Le Congo représente près de 70% de l’approvisionnement mondial en cobalt utilisé dans les batteries lithium-ion qui alimentent la plupart des véhicules électriques. La partie creusée à la main, ou artisanale, a longtemps été critiquée pour ses conditions de travail dangereuses, avec des décès et le travail des enfants . Les préoccupations concernant l’industrie ont incité les mineurs et les constructeurs automobiles à rassurer les clients sur les approvisionnements en métal extraits de manière éthique – BMW AG a déclaré en 2019 qu’il n’achèterait pas de métal de provenance artisanale , et comme Tesla Inc., fait partie des initiatives de soutien des fabricants visant à améliorer les conditions à les sites.

Les normes de sécurité

EGC prévoit d’utiliser son monopole pour limiter l’exploitation minière artisanale aux sites approuvés qui seront surveillés pour s’assurer qu’ils sont conformes aux normes de sécurité et autres. Une fois qu’il sera opérationnel, tous les autres acheteurs de cobalt artisanal auront six mois pour fermer, a déclaré Takis.

La société d’État produira environ 8 000 tonnes de cobalt contenu sous forme d’hydroxyde en 2021, avec une production en expansion «exponentielle» dans les années à venir, a-t-il déclaré.

EGC s’associe à la maison de commerce Trafigura Group dans le cadre d’un accord de cinq ans pour financer la création et le contrôle de zones minières artisanales, de stations d’achat de minerai et des coûts liés à l’achat, au traitement et à la livraison d’hydroxyde de cobalt aux acheteurs finaux.

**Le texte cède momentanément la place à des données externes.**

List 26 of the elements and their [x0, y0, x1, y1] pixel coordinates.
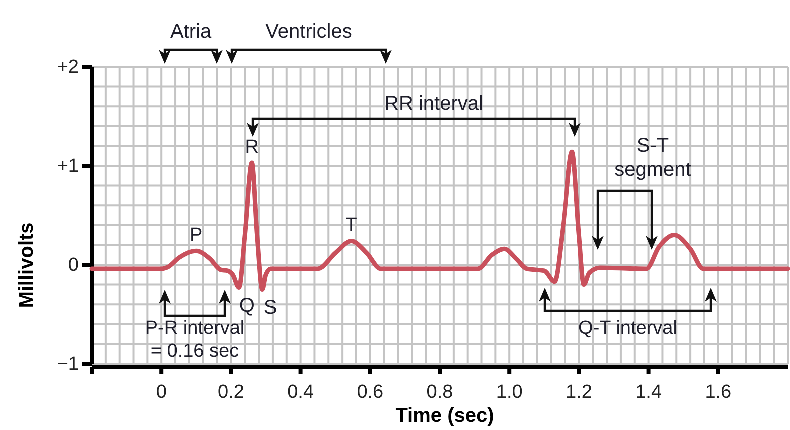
- x-tick-label: 0.8: [426, 382, 454, 403]
- annotation: Q-T interval: [578, 318, 678, 339]
- y-axis-title: Millivolts: [16, 222, 38, 308]
- y-tick-label: −1: [57, 354, 79, 376]
- annotation: T: [346, 215, 358, 236]
- y-tick-label: +1: [57, 156, 79, 178]
- annotation: S: [264, 296, 278, 319]
- x-axis-title: Time (sec): [396, 405, 494, 427]
- annotation: P-R interval = 0.16 sec: [145, 318, 245, 362]
- x-tick-label: 0.4: [288, 382, 314, 403]
- x-tick-label: 1.0: [496, 382, 523, 403]
- annotation: R: [245, 137, 259, 158]
- text: Atria: [170, 21, 212, 43]
- x-tick-label: 0.6: [357, 382, 384, 403]
- annotation: P: [190, 225, 203, 246]
- x-tick-label: 1.4: [636, 382, 662, 403]
- x-tick-label: 1.6: [705, 382, 732, 403]
- text: Ventricles: [266, 21, 352, 43]
- y-tick-label: +2: [57, 57, 79, 78]
- annotation: S-T segment: [614, 135, 692, 181]
- annotation: RR interval: [384, 93, 484, 115]
- y-tick-label: 0: [68, 255, 79, 276]
- x-tick-label: 0: [156, 382, 167, 403]
- x-tick-label: 1.2: [566, 382, 592, 403]
- x-tick-label: 0.2: [218, 382, 244, 403]
- annotation: Q: [239, 294, 255, 317]
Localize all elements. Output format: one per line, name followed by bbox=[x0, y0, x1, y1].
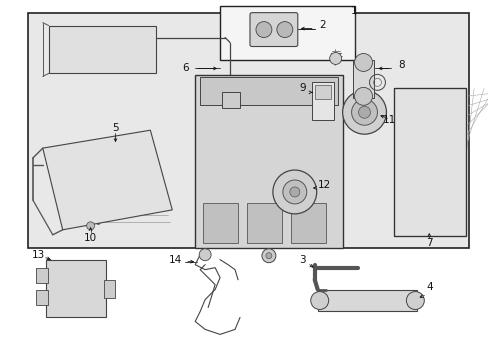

Chute de la production artisanale 

Mais il y a un long chemin à parcourir pour que ce plan devienne réalité. Trafigura évalue toujours les investissements nécessaires pour préparer le premier site minier accrédité.

« Nous prévoyons un travail considérable pour amener le site à un niveau qui répond à la nouvelle norme EGC », a déclaré jeudi un porte-parole de Trafigura.

Alors que la contribution des mineurs artisanaux à la production de cobalt du Congo a parfois atteint 20%, elle a chuté de manière significative l’année dernière au milieu des prix bas, de l’impact de Covid-19 et de l’augmentation de la production industrielle, Andries Gerbens, directeur de Darton Commodities, a déclaré vendredi par téléphone.

Alors que Gerbens s’attend à ce que la production artisanale augmente à nouveau à mesure que le prix du cobalt augmente, un objectif de 8 000 tonnes pour 2021 est «ambitieux» et la possibilité qu’EGC capture l’ensemble du marché artisanal du Congo est «irréaliste au moins à court terme».

Les prix du cobalt ont augmenté de près de 70% au cours de la dernière année et se négocient désormais à plus de 50 000 dollars la tonne à la Bourse des métaux de Londres.

Takis a déclaré que la production minière dans un premier temps sera limitée à un seul site connu sous le nom de Kasulo à Kolwezi, une ville située à 820 miles au sud-est de la capitale, Kinshasa.

Creusement de latrines

Kasulo était autrefois un quartier résidentiel, mais il est devenu célèbre lorsqu’un résident a trouvé du cobalt dans sa cour en creusant une latrine. Des milliers de mineurs artisanaux sont descendus sur le site, en partenariat avec des propriétaires pour creuser leurs parcelles dans l’espoir de s’enrichir. Le chaos qui a suivi a déclenché un mouvement pour formaliser l’exploitation minière artisanale dans le pays.

L’investissement initial pour préparer le site coûtera 15 millions de dollars, après quoi EGC espère disposer de 7 à 8 millions de dollars par semaine pour acheter et transformer le cobalt sous forme d’hydroxyde, a déclaré Takis.

Alors que Trafigura préparera tout le cobalt d’EGC pour le marché, la société d’État peut conserver 50% de la production pour elle-même et le vendre séparément, a déclaré Takis. Il est également en pourparlers avec des usines de transformation au Congo qui traitent actuellement le cobalt artisanal pour passer au produit EGC.

«Ces usines de production parviendront, d’une manière ou d’une autre, à un accord avec EGC afin de continuer à fonctionner», a-t-il déclaré.